Liberia : Bloody Martina, une tueuse derrière les barreaux ?
Martina Johnson était l’un des lieutenants de Charles Taylor. Elle vient d’être inculpée en Belgique pour crimes de guerre et crimes contre l’humanité.
C’est à Gand, en Belgique, que Martina Johnson s’était installée. Là qu’elle vivait paisiblement avec son mari, un Belge d’origine libérienne. Là qu’elle a été arrêtée, le 17 septembre, et inculpée pour des crimes de guerre et des crimes contre l’humanité commis au Liberia en 1992. La plainte déposée contre elle par trois Libériens en 2012 évoque des meurtres de masse et des mutilations… À l’époque, Martina Johnson n’avait que 22 ans mais avait déjà développé, selon les témoignages recueillis à Monrovia, un art certain de la cruauté.
En 1992, cela fait deux ans que le président Samuel Doe a été assassiné. Charles Taylor, Prince Johnson et tout un tas de chefs de guerre se disputent le pouvoir tandis que les morts s’amoncellent. Martina Johnson est l’une des rares femmes à appartenir à la garde rapprochée de Taylor. Elle dirige une unité d’artillerie du Front national patriotique du Liberia (NPFL, en anglais). S’est-elle livrée à des actes de cannibalisme ? A-t-elle elle-même émasculé ses ennemis, comme l’ont écrit certains journaux ? Une chose est sûre : elle ne fait pas de quartier.
Surtout, Charles Taylor lui fait confiance. Elle est en première ligne lors de l’opération Octopus – l’assaut donné contre Monrovia restera l’un des épisodes les plus sanglants de l’histoire de la première guerre du Liberia. Des témoignages la placent aussi sur les lieux du massacre de six religieuses américaines à Monrovia (Charles Taylor a toujours nié la responsabilité du NPFL dans cet événement). Sa présence est signalée aux check-points où les Mandingues et les Krahns, considérés comme hostiles au NPFL, sont systématiquement pris pour cible.
Les années passent. En 1997, Charles Taylor remporte la présidentielle et lui confie la sécurité de l’aéroport international de Monrovia, véritable point d’entrée des armes dans le pays. Six ans plus tard, la guerre redémarre. Taylor s’exile au Nigeria et Johnson disparaît des écrans radars.
L’obstination d’un homme
La première fois que son nom ressurgit, c’est en 2009. Il figure sur la liste des plus grands criminels de guerre établie par la Commission Vérité et Réconciliation – laquelle estime aussi que le NPFL est, à lui seul, responsable de près de 40 % des violations des droits de l’homme recensées à l’époque. Mais Martina Johnson n’est pas inquiétée et peut émigrer en Belgique.

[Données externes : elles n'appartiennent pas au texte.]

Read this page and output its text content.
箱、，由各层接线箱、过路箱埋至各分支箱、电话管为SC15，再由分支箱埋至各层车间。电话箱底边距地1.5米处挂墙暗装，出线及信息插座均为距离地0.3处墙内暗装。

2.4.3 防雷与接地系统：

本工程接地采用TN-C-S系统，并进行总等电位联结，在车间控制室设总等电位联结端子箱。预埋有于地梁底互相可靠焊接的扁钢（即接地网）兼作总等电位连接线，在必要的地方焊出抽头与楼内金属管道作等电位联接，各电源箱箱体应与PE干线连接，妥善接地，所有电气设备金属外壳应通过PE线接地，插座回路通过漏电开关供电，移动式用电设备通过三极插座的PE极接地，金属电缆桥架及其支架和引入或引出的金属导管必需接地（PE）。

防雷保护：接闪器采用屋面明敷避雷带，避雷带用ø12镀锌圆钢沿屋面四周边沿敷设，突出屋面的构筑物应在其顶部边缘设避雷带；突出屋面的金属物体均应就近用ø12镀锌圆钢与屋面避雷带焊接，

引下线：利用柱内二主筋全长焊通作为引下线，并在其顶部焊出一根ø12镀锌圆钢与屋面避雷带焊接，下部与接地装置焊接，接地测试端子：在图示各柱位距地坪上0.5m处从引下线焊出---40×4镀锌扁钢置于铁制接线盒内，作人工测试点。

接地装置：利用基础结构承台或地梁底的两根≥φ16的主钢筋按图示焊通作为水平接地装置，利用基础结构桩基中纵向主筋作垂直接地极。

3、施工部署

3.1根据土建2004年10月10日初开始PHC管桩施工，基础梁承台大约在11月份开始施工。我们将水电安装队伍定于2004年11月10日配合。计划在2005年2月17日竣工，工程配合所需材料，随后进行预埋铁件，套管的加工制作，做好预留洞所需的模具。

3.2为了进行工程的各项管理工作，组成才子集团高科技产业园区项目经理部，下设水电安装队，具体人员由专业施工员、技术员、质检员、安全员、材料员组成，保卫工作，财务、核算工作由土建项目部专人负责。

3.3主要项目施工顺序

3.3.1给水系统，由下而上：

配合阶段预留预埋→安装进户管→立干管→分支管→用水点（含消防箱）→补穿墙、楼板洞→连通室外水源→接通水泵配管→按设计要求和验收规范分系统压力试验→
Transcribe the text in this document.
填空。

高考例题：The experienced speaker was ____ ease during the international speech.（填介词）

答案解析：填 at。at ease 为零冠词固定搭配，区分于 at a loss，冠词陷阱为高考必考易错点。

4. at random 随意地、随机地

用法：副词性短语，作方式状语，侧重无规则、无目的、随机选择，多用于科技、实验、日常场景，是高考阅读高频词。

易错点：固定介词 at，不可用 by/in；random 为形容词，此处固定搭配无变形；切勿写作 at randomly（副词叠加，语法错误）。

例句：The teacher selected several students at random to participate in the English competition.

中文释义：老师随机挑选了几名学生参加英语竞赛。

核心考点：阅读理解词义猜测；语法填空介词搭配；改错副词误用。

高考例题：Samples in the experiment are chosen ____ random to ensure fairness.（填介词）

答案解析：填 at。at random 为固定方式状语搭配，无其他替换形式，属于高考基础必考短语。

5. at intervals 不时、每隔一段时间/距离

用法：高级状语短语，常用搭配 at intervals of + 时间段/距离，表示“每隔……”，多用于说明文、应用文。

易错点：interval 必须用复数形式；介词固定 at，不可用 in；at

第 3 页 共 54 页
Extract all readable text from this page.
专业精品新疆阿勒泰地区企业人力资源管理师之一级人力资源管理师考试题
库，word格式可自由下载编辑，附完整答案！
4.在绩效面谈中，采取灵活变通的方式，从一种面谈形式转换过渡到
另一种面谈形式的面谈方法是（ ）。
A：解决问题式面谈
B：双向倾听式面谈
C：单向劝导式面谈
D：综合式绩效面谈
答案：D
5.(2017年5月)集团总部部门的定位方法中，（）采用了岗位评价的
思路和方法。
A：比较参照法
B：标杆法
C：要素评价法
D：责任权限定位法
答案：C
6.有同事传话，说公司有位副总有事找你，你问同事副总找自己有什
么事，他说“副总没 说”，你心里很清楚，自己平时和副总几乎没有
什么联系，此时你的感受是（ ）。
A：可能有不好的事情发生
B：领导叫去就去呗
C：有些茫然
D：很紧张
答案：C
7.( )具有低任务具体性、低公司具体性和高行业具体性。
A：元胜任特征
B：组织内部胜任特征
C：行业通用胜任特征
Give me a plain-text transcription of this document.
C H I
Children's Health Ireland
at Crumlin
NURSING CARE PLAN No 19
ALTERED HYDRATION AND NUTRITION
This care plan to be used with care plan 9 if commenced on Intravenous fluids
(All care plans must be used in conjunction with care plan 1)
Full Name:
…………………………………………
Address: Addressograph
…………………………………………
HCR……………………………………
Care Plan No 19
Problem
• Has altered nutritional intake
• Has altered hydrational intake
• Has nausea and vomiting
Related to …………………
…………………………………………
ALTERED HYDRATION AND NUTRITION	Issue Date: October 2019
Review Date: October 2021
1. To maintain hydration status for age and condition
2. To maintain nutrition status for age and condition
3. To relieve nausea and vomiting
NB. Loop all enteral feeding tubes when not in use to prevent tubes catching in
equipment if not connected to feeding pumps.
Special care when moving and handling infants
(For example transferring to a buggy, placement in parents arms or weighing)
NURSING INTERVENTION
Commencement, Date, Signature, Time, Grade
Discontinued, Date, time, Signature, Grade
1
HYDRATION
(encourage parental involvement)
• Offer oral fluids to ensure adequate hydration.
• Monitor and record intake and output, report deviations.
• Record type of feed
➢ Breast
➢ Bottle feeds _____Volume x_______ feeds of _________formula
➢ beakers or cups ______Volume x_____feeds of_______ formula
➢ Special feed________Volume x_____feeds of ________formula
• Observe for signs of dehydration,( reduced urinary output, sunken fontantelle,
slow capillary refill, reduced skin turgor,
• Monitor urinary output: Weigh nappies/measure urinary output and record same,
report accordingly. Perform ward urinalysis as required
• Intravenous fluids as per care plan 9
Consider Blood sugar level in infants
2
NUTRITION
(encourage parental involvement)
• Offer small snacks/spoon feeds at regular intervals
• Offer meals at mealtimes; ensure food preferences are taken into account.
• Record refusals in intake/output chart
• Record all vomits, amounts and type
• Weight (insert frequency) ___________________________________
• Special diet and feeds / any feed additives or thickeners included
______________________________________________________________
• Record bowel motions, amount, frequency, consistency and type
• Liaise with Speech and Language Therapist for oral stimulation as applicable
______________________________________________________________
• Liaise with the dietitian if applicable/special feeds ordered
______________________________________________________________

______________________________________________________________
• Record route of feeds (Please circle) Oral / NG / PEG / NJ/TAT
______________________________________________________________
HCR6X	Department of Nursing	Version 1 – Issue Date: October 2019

Il faudra toute l’obstination d’un homme, Hassan Bility (un ancien journaliste libérien jeté en prison et torturé sous Charles Taylor, et aujourd’hui à la tête du Global Justice and Research Project, à Monrovia) et d’une association suisse, Civitas Maxima (son directeur, Alain Werner, s’est fait connaître en travaillant pour le bureau du procureur dans le procès de Charles Taylor) pour que la justice s’intéresse enfin à Martina Johnson.
Le symbole est d’autant plus fort que la Cour pénale internationale n’a jamais paru s’intéresser au Liberia et à ses 200 000 morts, pas plus que l’ONU n’a manifesté la volonté de créer un tribunal ad hoc, sur le modèle du Tribunal spécial pour la Sierra Leone (TSSL). Et si Charles Taylor est aujourd’hui derrière les barreaux, c’est pour sa responsabilité dans des crimes commis en Sierra Leone, pas au Liberia. Là-bas, tout reste à faire.